Avrupalı yöneticiler, ziyaretlerinin son gününde şehrimizin trafiğini yakından incelemek zorunda kalmışlardır. Çünkü, konukların ve yetkililerin geçeceği caddelerde bütün önlemlerin alınmasına karşın, şoförlerimiz üstün yetenekleri ile trafiği tıkamışlardır. İşte bu anda, konuklardan biri yanında bulundurduğu kamerasını çalıştırmış ve “ Wondurful ! Wondurful ! ” diye bağırarak herkesi meraklandırmıştır. Konuğun “ Burada korna, müzik yerine mi geçiyor ? ” şeklindeki sorusu çevirmenlerce yanıtlanamamıştır. Ancak, kornalardan birinin çaldığı “ Yarim İstanbul’u mesken mi tuttun ?” şarkısı yine onların diline çevrilmiştir. Bu arada konuklar, arkasında “Apollo” yazılı bir dolmuşa ilgi göstermişler,
-Sizi kutlarız. Amerikalılar bile Apollo’ya otuz kişiyi yerleştiremedi. Bu bir başarıdır, diyerek yerli Apollo nun fotoğraflarını çekmişlerdir.

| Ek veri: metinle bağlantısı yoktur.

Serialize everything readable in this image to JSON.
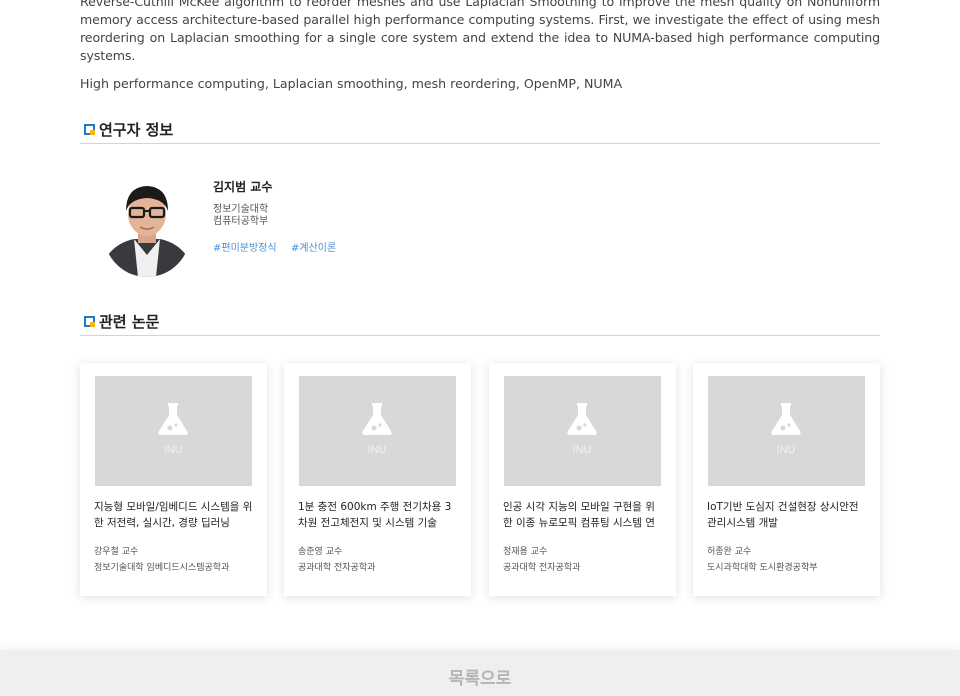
{
  "abstract": {
    "text": "Reverse-Cuthill McKee algorithm to reorder meshes and use Laplacian Smoothing to improve the mesh quality on Nonuniform memory access architecture-based parallel high performance computing systems. First, we investigate the effect of using mesh reordering on Laplacian smoothing for a single core system and extend the idea to NUMA-based high performance computing systems.",
    "keywords": "High performance computing, Laplacian smoothing, mesh reordering, OpenMP, NUMA"
  },
  "researcher_section": {
    "title": "연구자 정보",
    "name": "김지범 교수",
    "college": "정보기술대학",
    "department": "컴퓨터공학부",
    "tags": [
      "#편미분방정식",
      "#계산이론"
    ]
  },
  "papers_section": {
    "title": "관련 논문",
    "cards": [
      {
        "title": "지능형 모바일/임베디드 시스템을 위한 저전력, 실시간, 경량 딥러닝",
        "professor": "강우철 교수",
        "department": "정보기술대학 임베디드시스템공학과"
      },
      {
        "title": "1분 충전 600km 주행 전기차용 3차원 전고체전지 및 시스템 기술",
        "professor": "송준영 교수",
        "department": "공과대학 전자공학과"
      },
      {
        "title": "인공 시각 지능의 모바일 구현을 위한 이종 뉴로모픽 컴퓨팅 시스템 연",
        "professor": "정재용 교수",
        "department": "공과대학 전자공학과"
      },
      {
        "title": "IoT기반 도심지 건설현장 상시안전관리시스템 개발",
        "professor": "허종완 교수",
        "department": "도시과학대학 도시환경공학부"
      }
    ],
    "placeholder_icon": "flask-icon",
    "placeholder_caption": "INU"
  },
  "footer": {
    "list_button": "목록으로"
  },
  "colors": {
    "accent_blue": "#1a7fc8",
    "accent_yellow": "#f5b70f",
    "tag_blue": "#4a90d9",
    "thumb_gray": "#d8d8d8"
  }
}
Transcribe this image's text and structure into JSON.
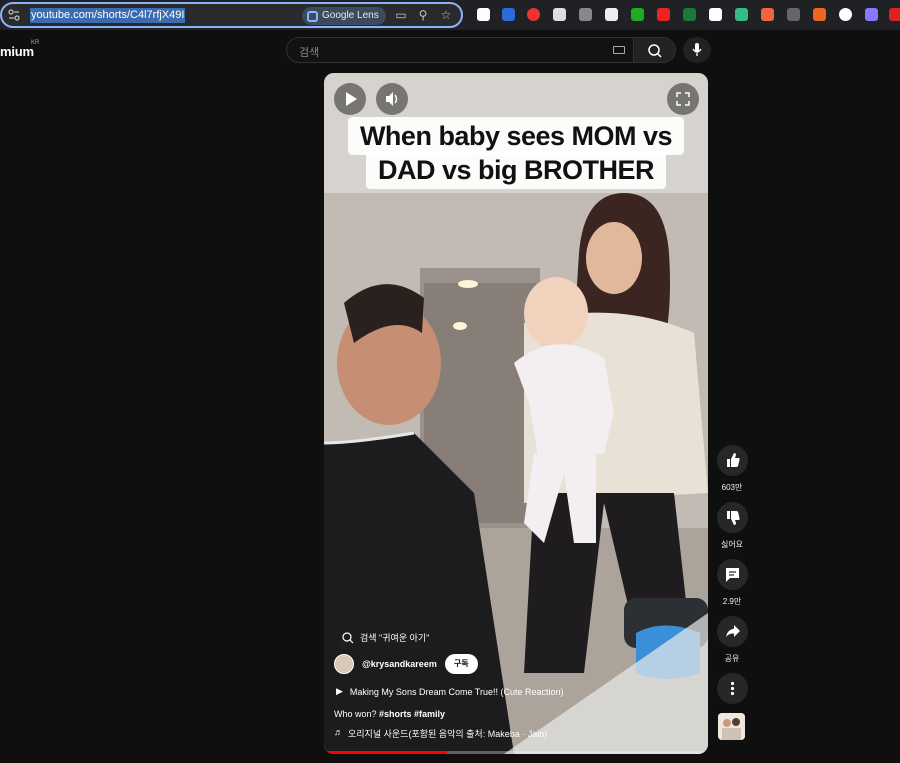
{
  "browser": {
    "url": "youtube.com/shorts/C4l7rfjX49I",
    "lens_label": "Google Lens",
    "extensions": [
      "n-icon",
      "folder-icon",
      "play-red-icon",
      "puzzle-icon",
      "camera-icon",
      "tv-icon",
      "green-doc-icon",
      "green-play-icon",
      "chart-icon",
      "shield-icon",
      "mail-icon",
      "fox-icon",
      "bar-icon",
      "fox-icon-2",
      "chat-icon",
      "purple-icon",
      "red-s-icon"
    ]
  },
  "header": {
    "logo": "mium",
    "region": "KR",
    "search_placeholder": "검색"
  },
  "video": {
    "caption_line1": "When baby sees MOM vs",
    "caption_line2": "DAD vs big BROTHER",
    "search_chip": "검색 \"귀여운 아기\"",
    "channel": "@krysandkareem",
    "subscribe": "구독",
    "playlist": "Making My Sons Dream Come True!! (Cute Reaction)",
    "desc_text": "Who won? ",
    "desc_tags": "#shorts #family",
    "music": "오리지널 사운드(포함된 음악의 출처: Makeba · Jain)",
    "progress": 0.32
  },
  "actions": {
    "like_count": "603만",
    "dislike_label": "싫어요",
    "comment_count": "2.9만",
    "share_label": "공유"
  },
  "colors": {
    "accent": "#ff0000",
    "omnibox_focus": "#8ab4f8"
  }
}
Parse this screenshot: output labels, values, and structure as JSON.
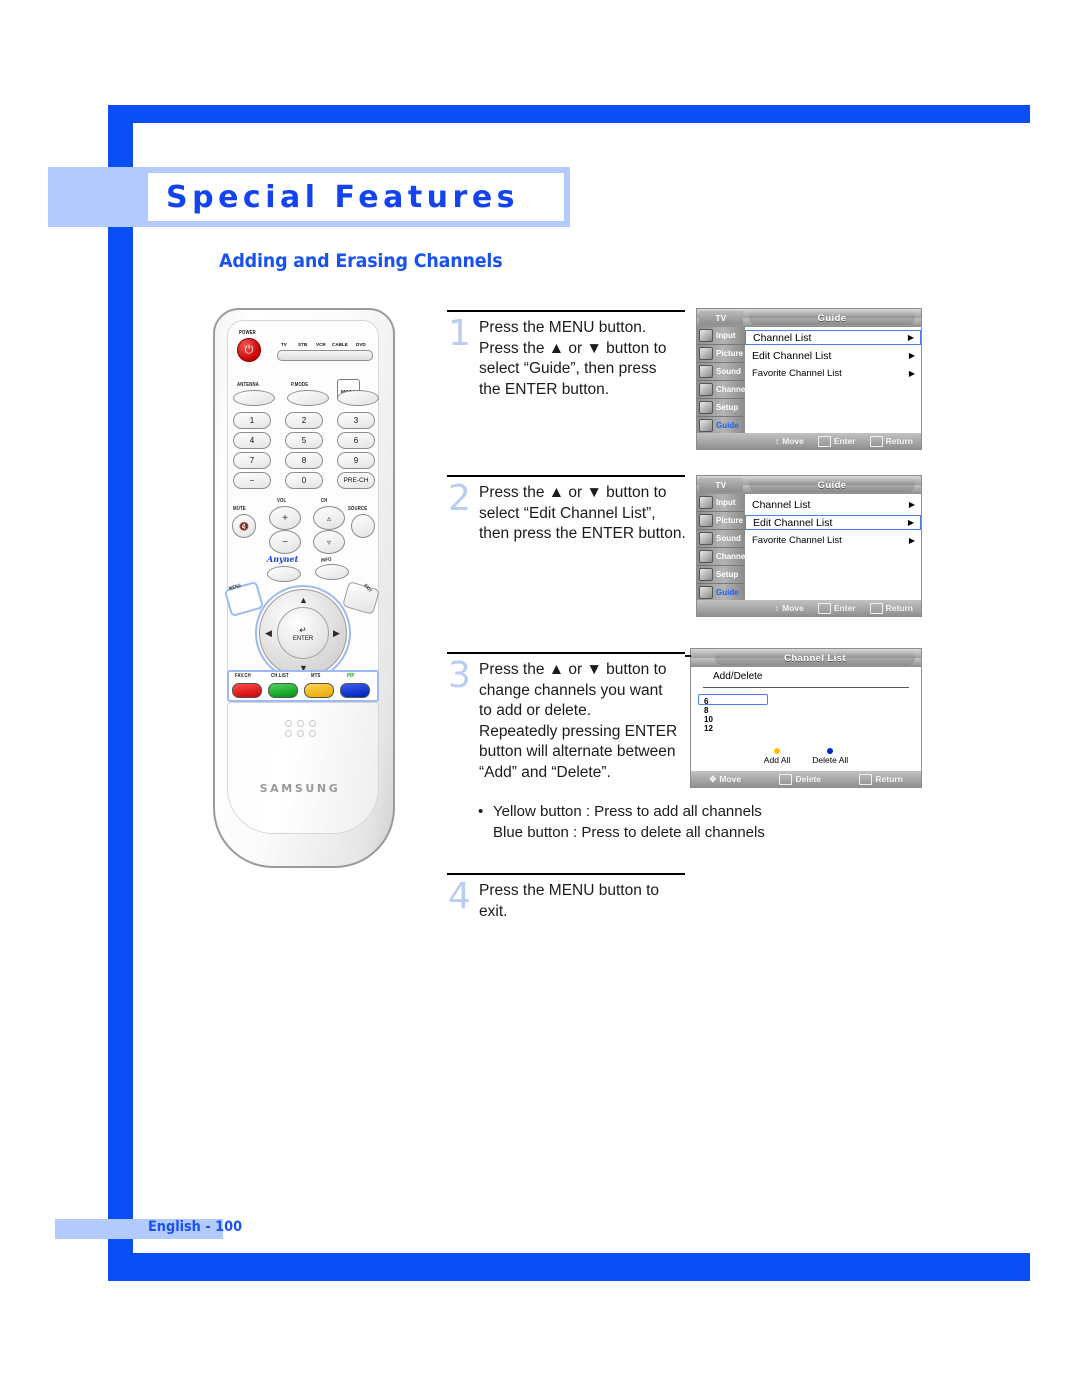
{
  "page": {
    "section_title": "Special Features",
    "subtitle": "Adding and Erasing Channels",
    "footer": "English - 100",
    "accent_blue": "#0a4ff5",
    "light_blue": "#b3caff",
    "step_number_color": "#b9cdf2"
  },
  "remote": {
    "brand": "SAMSUNG",
    "power_label": "POWER",
    "mode_labels": [
      "TV",
      "STB",
      "VCR",
      "CABLE",
      "DVD"
    ],
    "function_buttons": [
      "ANTENNA",
      "P.MODE",
      "MODE"
    ],
    "keypad": [
      "1",
      "2",
      "3",
      "4",
      "5",
      "6",
      "7",
      "8",
      "9",
      "−",
      "0",
      "PRE-CH"
    ],
    "vol_label": "VOL",
    "ch_label": "CH",
    "mute_label": "MUTE",
    "source_label": "SOURCE",
    "anynet_label": "Anynet",
    "info_label": "INFO",
    "menu_label": "MENU",
    "exit_label": "EXIT",
    "enter_label": "ENTER",
    "color_buttons": [
      {
        "label": "FAV.CH",
        "color": "#e4000f",
        "label_color": "#111111"
      },
      {
        "label": "CH.LIST",
        "color": "#00a60e",
        "label_color": "#111111"
      },
      {
        "label": "MTS",
        "color": "#ffc100",
        "label_color": "#111111"
      },
      {
        "label": "PIP",
        "color": "#0026d6",
        "label_color": "#00a60e"
      }
    ]
  },
  "steps": [
    {
      "number": "1",
      "lines": [
        "Press the MENU button.",
        "Press the ▲ or ▼ button to",
        "select “Guide”, then press",
        "the ENTER button."
      ]
    },
    {
      "number": "2",
      "lines": [
        "Press the ▲ or ▼ button to",
        "select “Edit Channel List”,",
        "then press the ENTER button."
      ]
    },
    {
      "number": "3",
      "lines": [
        "Press the ▲ or ▼ button to",
        "change channels you want",
        "to add or delete.",
        "Repeatedly pressing ENTER",
        "button will alternate between",
        "“Add” and “Delete”."
      ]
    },
    {
      "number": "4",
      "lines": [
        "Press the MENU button to",
        "exit."
      ]
    }
  ],
  "note": {
    "bullet": "•",
    "line1": "Yellow button : Press to add all channels",
    "line2": "Blue button : Press to delete all channels"
  },
  "osd": {
    "tv_label": "TV",
    "sidebar": [
      {
        "label": "Input",
        "icon": "input-icon",
        "active": false
      },
      {
        "label": "Picture",
        "icon": "picture-icon",
        "active": false
      },
      {
        "label": "Sound",
        "icon": "sound-icon",
        "active": false
      },
      {
        "label": "Channel",
        "icon": "channel-icon",
        "active": false
      },
      {
        "label": "Setup",
        "icon": "setup-icon",
        "active": false
      },
      {
        "label": "Guide",
        "icon": "guide-icon",
        "active": true
      }
    ],
    "guide_menu": {
      "title": "Guide",
      "rows": [
        "Channel List",
        "Edit Channel List",
        "Favorite Channel List"
      ],
      "arrow": "▶",
      "footer": [
        {
          "key": "move-key",
          "label": "Move"
        },
        {
          "key": "enter-key",
          "label": "Enter"
        },
        {
          "key": "return-key",
          "label": "Return"
        }
      ]
    },
    "panel1_selected_index": 0,
    "panel2_selected_index": 1,
    "channel_list": {
      "title": "Channel List",
      "subtitle": "Add/Delete",
      "channels": [
        "6",
        "8",
        "10",
        "12"
      ],
      "selected_index": 0,
      "add_all_label": "Add All",
      "delete_all_label": "Delete All",
      "add_all_color": "#ffc100",
      "delete_all_color": "#0026d6",
      "footer": [
        {
          "key": "move-key",
          "label": "Move"
        },
        {
          "key": "delete-key",
          "label": "Delete"
        },
        {
          "key": "return-key",
          "label": "Return"
        }
      ]
    }
  }
}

Akşama doğru havaalanına varan konuklar, gazetecilerin saldırısına uğramıştır. Gazeteciler en çok “ Kamuoyu merak içinde. Memleketimizin nesini incelemeye geldiniz, lütfen açıklayınız” gibi sorular sormuşlardır. Konuklar ise, katıla katıla gülmüşler ve yine gülmüşlerdir...
(Sivas Anadolu Gazetesi-Kasım 1983)
YORUMLAR
Henüz yorum yapılmamış.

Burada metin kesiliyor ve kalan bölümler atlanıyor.